Aujourd'hui c'est à notre tour de monter en ligne ; voici le départ, voiturettes de pièces et de munitions chargées et les poilus équipés à la trimballe : couverture roulée dans la toile de guitoune et le mousqueton en sautoir, les cartouchières bien remplies pour l'usage externe, le bidon de pinard aussi... pour l'usage interne!
Comme le mitrailleur ne porte pas de barda... mon maître met tout ce dont il aura besoin en tranchée dans ses musettes. J’ai sur l’endosse un sac plein de vivres. Faut tenir, pas vrai ! Et nous v’là parti pour une dizaine de bornes sous la pluie, ça me pèse... On passe les 2 dernieres à traîner tout ça en culbutant dans les trous de marmites, à plat ventre dans la boue : j’ai le poil tout plein de berdouille.
Enfin on attrape l'entrée du boyau F.3 qui conduit à notre abri. Le F.3 est plein d'eau. Défense de s'asseoir, comme dirait l’autre! Les copeaux que l'on relève nous donnent les consignes, tout est prêt, la sulfateuse pointée sur son point de repère, un tireur et un chargeur prennent la garde pour deux plombes et nous allons dans un autre trou pour y dormir comme un sabot.

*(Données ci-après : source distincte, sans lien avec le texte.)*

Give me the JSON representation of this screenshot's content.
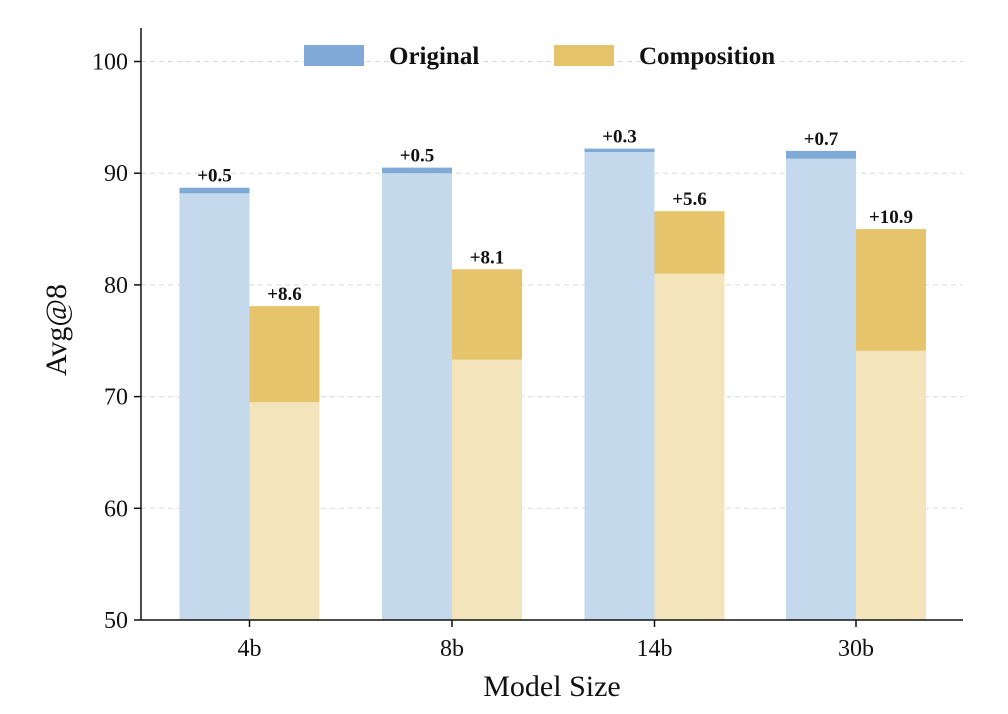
{
  "chart_data": {
    "type": "bar",
    "title": "",
    "xlabel": "Model Size",
    "ylabel": "Avg@8",
    "ylim": [
      50,
      103
    ],
    "yticks": [
      50,
      60,
      70,
      80,
      90,
      100
    ],
    "categories": [
      "4b",
      "8b",
      "14b",
      "30b"
    ],
    "legend": {
      "placement": "top-center",
      "entries": [
        "Original",
        "Composition"
      ]
    },
    "series": [
      {
        "name": "Original",
        "base_color": "#c5d9ec",
        "gain_color": "#7fa9d6",
        "base_values": [
          88.2,
          90.0,
          91.9,
          91.3
        ],
        "gains": [
          0.5,
          0.5,
          0.3,
          0.7
        ],
        "gain_labels": [
          "+0.5",
          "+0.5",
          "+0.3",
          "+0.7"
        ]
      },
      {
        "name": "Composition",
        "base_color": "#f3e4bb",
        "gain_color": "#e5c46b",
        "base_values": [
          69.5,
          73.3,
          81.0,
          74.1
        ],
        "gains": [
          8.6,
          8.1,
          5.6,
          10.9
        ],
        "gain_labels": [
          "+8.6",
          "+8.1",
          "+5.6",
          "+10.9"
        ]
      }
    ],
    "grid": true
  }
}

Voici le crépu et l'homme de jus se pointe avec sa peau de mouton et son inséparable museau de cochon dans une boîte en fer : les corvées de jus et de soupe partent de loin et le friscot ce matin rousse fort. Vu comme il est attifé mon maître l'a surnommé « Le Planteur » et les Esquimaux ne sont pas fagotés d'une façon plus bidonnante. Sa tête emmaillotée dans le passe-montagne est couverte du casque; le nez et les pommettes sont en feu ; une bonne bouffarde braquée dans sa mâchoire lui réchauffe le museau.

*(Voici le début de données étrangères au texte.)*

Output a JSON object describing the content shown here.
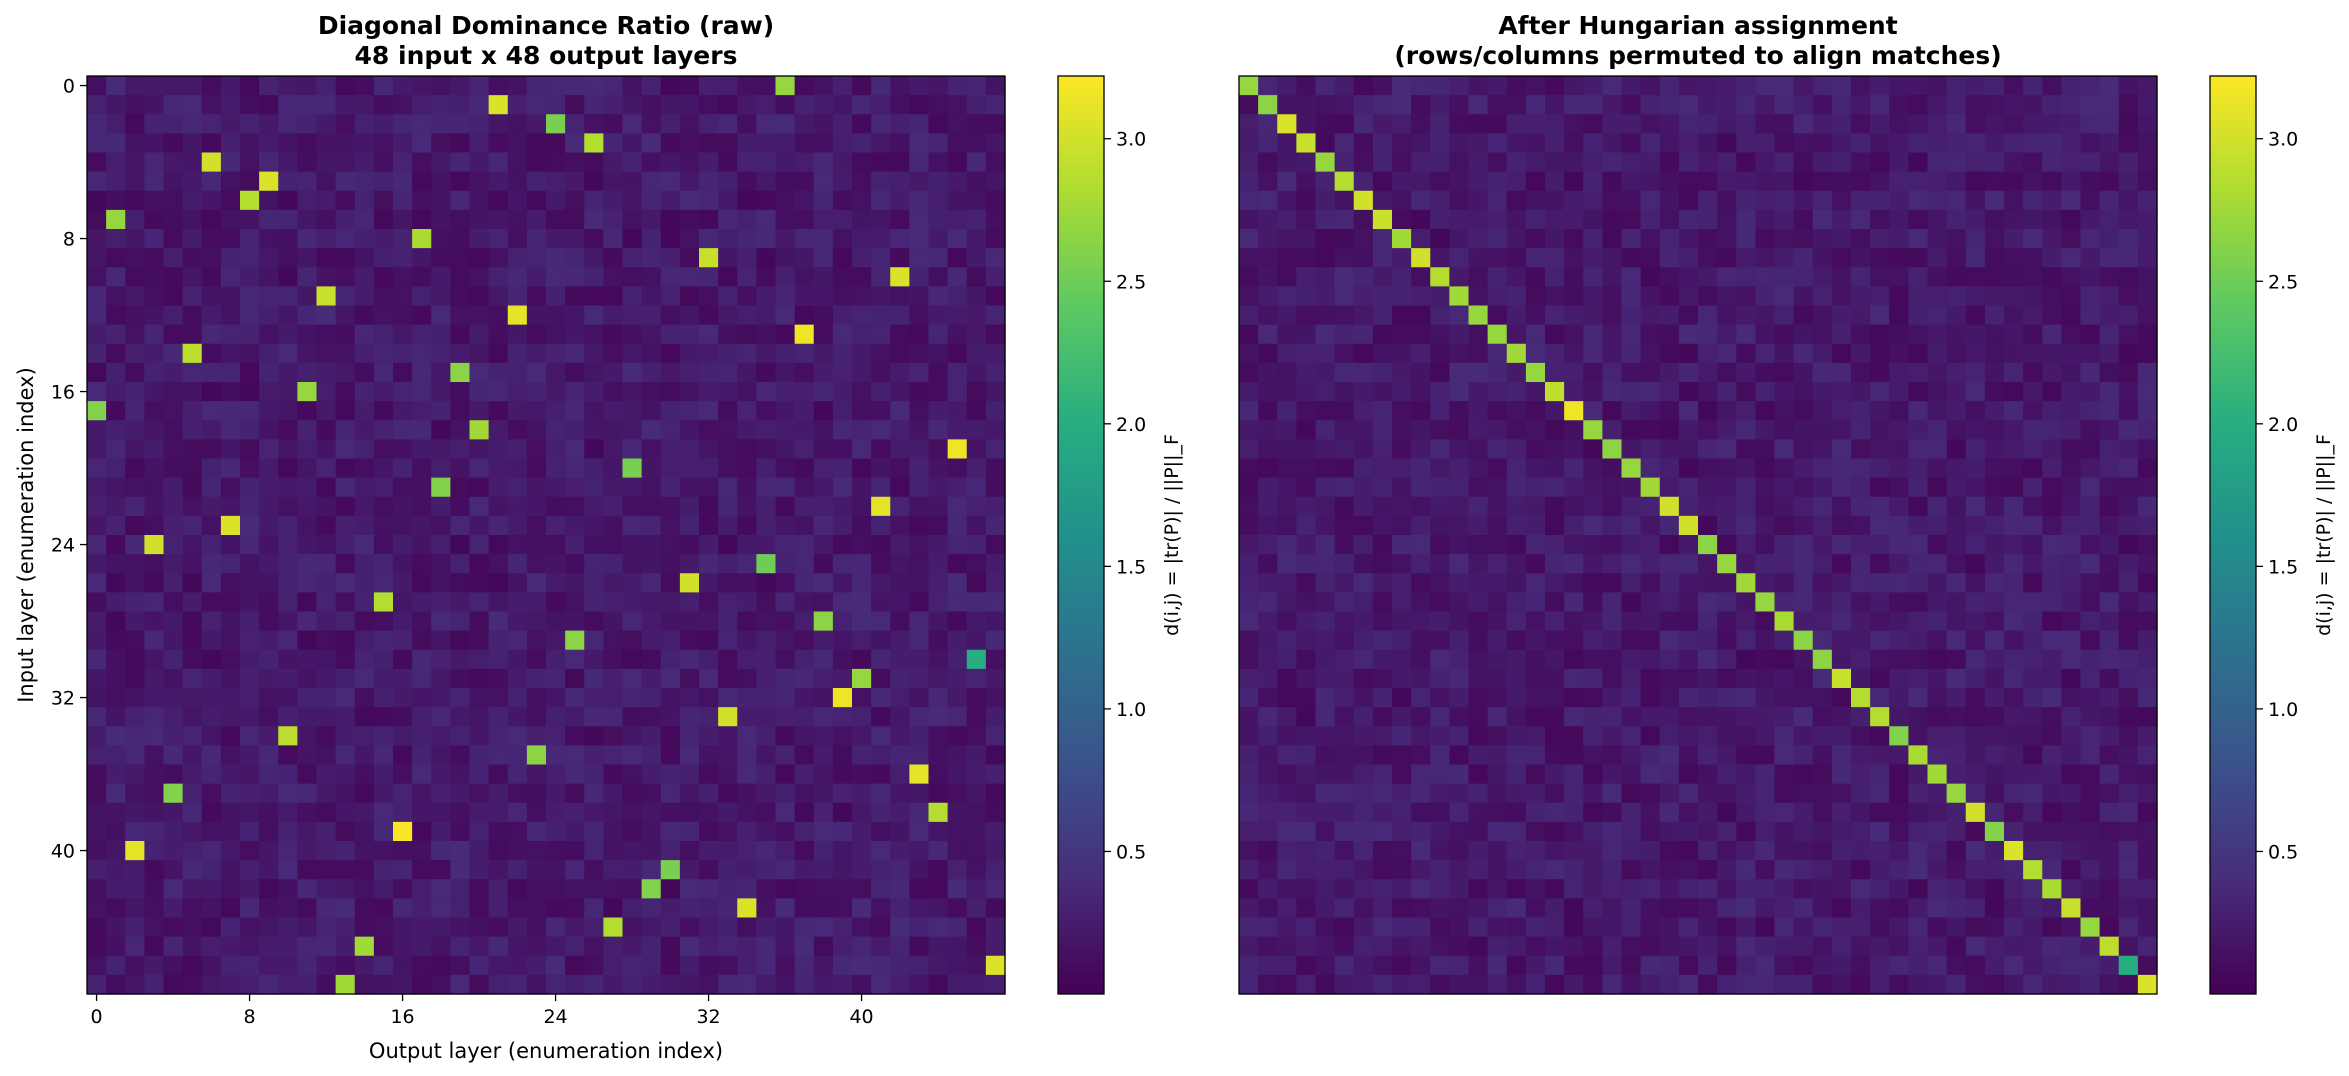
{
  "chart_data": [
    {
      "type": "heatmap",
      "title": "Diagonal Dominance Ratio (raw)",
      "subtitle": "48 input x 48 output layers",
      "xlabel": "Output layer (enumeration index)",
      "ylabel": "Input layer (enumeration index)",
      "rows": 48,
      "cols": 48,
      "x_ticks": [
        "0",
        "8",
        "16",
        "24",
        "32",
        "40"
      ],
      "y_ticks": [
        "0",
        "8",
        "16",
        "24",
        "32",
        "40"
      ],
      "colormap": "viridis",
      "value_range": [
        0.0,
        3.22
      ],
      "background_level": 0.25,
      "highlighted_cells": [
        {
          "row": 0,
          "col": 36,
          "value": 2.7
        },
        {
          "row": 1,
          "col": 21,
          "value": 3.05
        },
        {
          "row": 2,
          "col": 24,
          "value": 2.55
        },
        {
          "row": 3,
          "col": 26,
          "value": 2.85
        },
        {
          "row": 4,
          "col": 6,
          "value": 3.0
        },
        {
          "row": 5,
          "col": 9,
          "value": 3.05
        },
        {
          "row": 6,
          "col": 8,
          "value": 2.85
        },
        {
          "row": 7,
          "col": 1,
          "value": 2.7
        },
        {
          "row": 8,
          "col": 17,
          "value": 2.8
        },
        {
          "row": 9,
          "col": 32,
          "value": 2.95
        },
        {
          "row": 10,
          "col": 42,
          "value": 3.05
        },
        {
          "row": 11,
          "col": 12,
          "value": 2.95
        },
        {
          "row": 12,
          "col": 22,
          "value": 3.1
        },
        {
          "row": 13,
          "col": 37,
          "value": 3.15
        },
        {
          "row": 14,
          "col": 5,
          "value": 2.9
        },
        {
          "row": 15,
          "col": 19,
          "value": 2.65
        },
        {
          "row": 16,
          "col": 11,
          "value": 2.7
        },
        {
          "row": 17,
          "col": 0,
          "value": 2.6
        },
        {
          "row": 18,
          "col": 20,
          "value": 2.75
        },
        {
          "row": 19,
          "col": 45,
          "value": 3.15
        },
        {
          "row": 20,
          "col": 28,
          "value": 2.55
        },
        {
          "row": 21,
          "col": 18,
          "value": 2.6
        },
        {
          "row": 22,
          "col": 41,
          "value": 3.1
        },
        {
          "row": 23,
          "col": 7,
          "value": 3.05
        },
        {
          "row": 24,
          "col": 3,
          "value": 3.0
        },
        {
          "row": 25,
          "col": 35,
          "value": 2.5
        },
        {
          "row": 26,
          "col": 31,
          "value": 3.0
        },
        {
          "row": 27,
          "col": 15,
          "value": 2.85
        },
        {
          "row": 28,
          "col": 38,
          "value": 2.65
        },
        {
          "row": 29,
          "col": 25,
          "value": 2.65
        },
        {
          "row": 30,
          "col": 46,
          "value": 2.0
        },
        {
          "row": 31,
          "col": 40,
          "value": 2.7
        },
        {
          "row": 32,
          "col": 39,
          "value": 3.15
        },
        {
          "row": 33,
          "col": 33,
          "value": 3.0
        },
        {
          "row": 34,
          "col": 10,
          "value": 2.9
        },
        {
          "row": 35,
          "col": 23,
          "value": 2.65
        },
        {
          "row": 36,
          "col": 43,
          "value": 3.1
        },
        {
          "row": 37,
          "col": 4,
          "value": 2.6
        },
        {
          "row": 38,
          "col": 44,
          "value": 2.85
        },
        {
          "row": 39,
          "col": 16,
          "value": 3.2
        },
        {
          "row": 40,
          "col": 2,
          "value": 3.1
        },
        {
          "row": 41,
          "col": 30,
          "value": 2.55
        },
        {
          "row": 42,
          "col": 29,
          "value": 2.6
        },
        {
          "row": 43,
          "col": 34,
          "value": 3.05
        },
        {
          "row": 44,
          "col": 27,
          "value": 2.85
        },
        {
          "row": 45,
          "col": 14,
          "value": 2.75
        },
        {
          "row": 46,
          "col": 47,
          "value": 3.05
        },
        {
          "row": 47,
          "col": 13,
          "value": 2.75
        }
      ],
      "colorbar": {
        "label": "d(i,j) = |tr(P)| / ||P||_F",
        "ticks": [
          "0.5",
          "1.0",
          "1.5",
          "2.0",
          "2.5",
          "3.0"
        ],
        "tick_values": [
          0.5,
          1.0,
          1.5,
          2.0,
          2.5,
          3.0
        ],
        "range": [
          0.0,
          3.22
        ]
      }
    },
    {
      "type": "heatmap",
      "title": "After Hungarian assignment",
      "subtitle": "(rows/columns permuted to align matches)",
      "rows": 48,
      "cols": 48,
      "colormap": "viridis",
      "value_range": [
        0.0,
        3.22
      ],
      "background_level": 0.25,
      "diagonal_values": [
        2.7,
        2.65,
        3.05,
        2.95,
        2.7,
        2.85,
        3.0,
        2.95,
        2.75,
        3.0,
        2.85,
        2.75,
        2.7,
        2.7,
        2.75,
        2.7,
        2.9,
        3.15,
        2.7,
        2.65,
        2.7,
        2.75,
        3.0,
        3.0,
        2.65,
        2.7,
        2.75,
        2.7,
        2.8,
        2.65,
        2.65,
        2.95,
        2.85,
        2.85,
        2.6,
        2.8,
        2.75,
        2.7,
        3.0,
        2.6,
        3.05,
        2.85,
        2.8,
        2.95,
        2.7,
        2.9,
        2.0,
        3.05
      ],
      "colorbar": {
        "label": "d(i,j) = |tr(P)| / ||P||_F",
        "ticks": [
          "0.5",
          "1.0",
          "1.5",
          "2.0",
          "2.5",
          "3.0"
        ],
        "tick_values": [
          0.5,
          1.0,
          1.5,
          2.0,
          2.5,
          3.0
        ],
        "range": [
          0.0,
          3.22
        ]
      }
    }
  ]
}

Jamais personne ne grogne pour les corvées de jus, mais pour le pinard, c'est bien mieux encore : tout le monde est volontaire. Il en part bien quelques quarts à gauche en route dans le gosier du poilu qui débitera ses fagots comme quoi il a dévissé dans les boyaux.
Et puis c’est la relève! Il n'en faut pas plus pour que tout le monde mette le nez dehors. Ça va être une semaine sans que les marmites vous obligent à vous terrer fissa au fond d'un trou ou qu’un avion boche passe et qu'on doive se hâter de se planquer pour éviter les pastilles que cet oiseau pourrait nous lâcher. Cette fois on a eu de la veine, ça se passe pas toujours sans casse : des marmites sifflent et éclatent autour de vous mais ça ne vaut pas l'orchestre à Bobino.